When our President threw his support behind MSMEs and prioritized agriculture in his agenda, he also gave me the task of leading the jobs sector of the Private Sector Advisory Council.
They demonstrated that a KALAP model can work, and we believe that it can be scaled to a national level.
If we are to make an impact on job creation, we need to help our farmers become agripreneurs: farmers who innovate, think and behave like entrepreneurs. At the same time, we have to give them access to mentorship, markets and money, the three elements that an MSME needs to succeed.
This can be done through public-private partnerships between big brothers and the small farmers, aided by government help. Government’s involvement will be crucial because only the government can provide the enabling environment in terms of policies and regulation. We only need to look to the example set by former Piddig Mayor and now NIA Administrator Eddie Guillen, and Palawan Gov. Pepito Alvarez, on how local governments can help initiatives like KALAP. With the guidance of former agriculture secretary William Dar, who is now KALAP senior adviser, we have valuable insights from the government side.
But why agriculture? The agriculture sector accounts for a quarter of the total number of jobs in the country. It is the most challenging of sectors, and yet it is where we can make the biggest impact on jobs and, down the line, on our economy and food security.
MSMEs are the drivers of economic growth and job creation, accounting for more than 65 percent of jobs in the Philippines. It is in agriculture that we find a large number of the micro entrepreneurs – the micro farmers – and it is they who need the most help. It is in this sector where a multiplier effect of jobs and enterprises, growth in communities away from the urban centers, can happen.
With big-brother companies behind them and with a sound business model to support their business, these small farmers can finally gain access to capital. Agriculture is a capital-intensive venture, and it is deemed risky by financial institutions. But with KALAP, we can make it make sense for the financial institutions to invest in our farmers.
Over the 17 years since I founded Go Negosyo, as we mentored MSMEs all over the Philippines, their stories have remained the same: they need access to mentorship, to markets and to money or capital.
And so when our President gave me the task of leading the jobs sector of the PSAC, I took inspiration from these pioneers – who acted as big brothers to the small farmers – and from our work in Go Negosyo.
The nine pioneer big-brother companies – Lionheart Farms, Universal Leaf Phils., SL Agritech, Bounty Fresh, The LT Group, Yovel, Kennemer Foods, Nestlé and Central Azucarera de Tarlac – already can make such a difference as we implement inclusive business models to transform agriculture in primary agricultural commodities and industries – namely rice, coconut, tobacco, coffee, cacao, sugarcane and corn/feeds/livestock.

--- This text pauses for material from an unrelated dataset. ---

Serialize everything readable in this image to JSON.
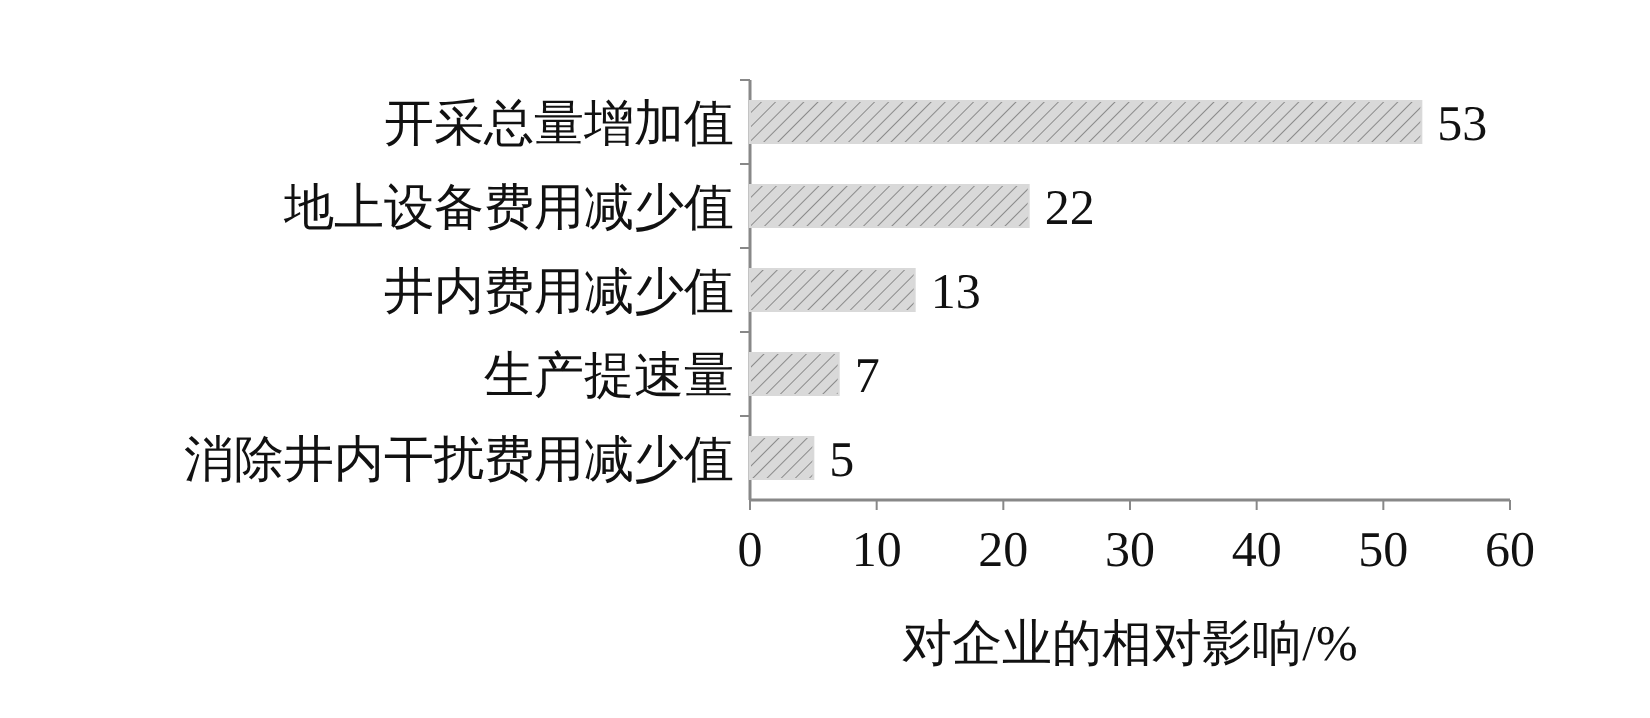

There will be challenges. I expect no less from embarking on a project that aims to foster the transformation of a sector that has long been overlooked and yet possesses the most potential to employ the poorest of the poor, and in the farthest reaches of our country.
But with the President’s support, and with important government agencies behind us – including the Department of Agriculture, the Department of the Interior and Local Government, the Department of Environment and Natural Resources, the Department of Trade and Industry, National Irrigation Administration, National Commission on Indigenous Peoples, National Tobacco Authority and the Philippine Coconut Authority – I firmly believe we are on to something.
KALAP stands to create jobs for Filipinos and promote inclusivity, agricultural entrepreneurship and investment, modernize and improve the agriculture sector and increase productivity and boost the livelihoods of farmers. It is public-private partnership at work, and perhaps the most important PPP that we will undertake.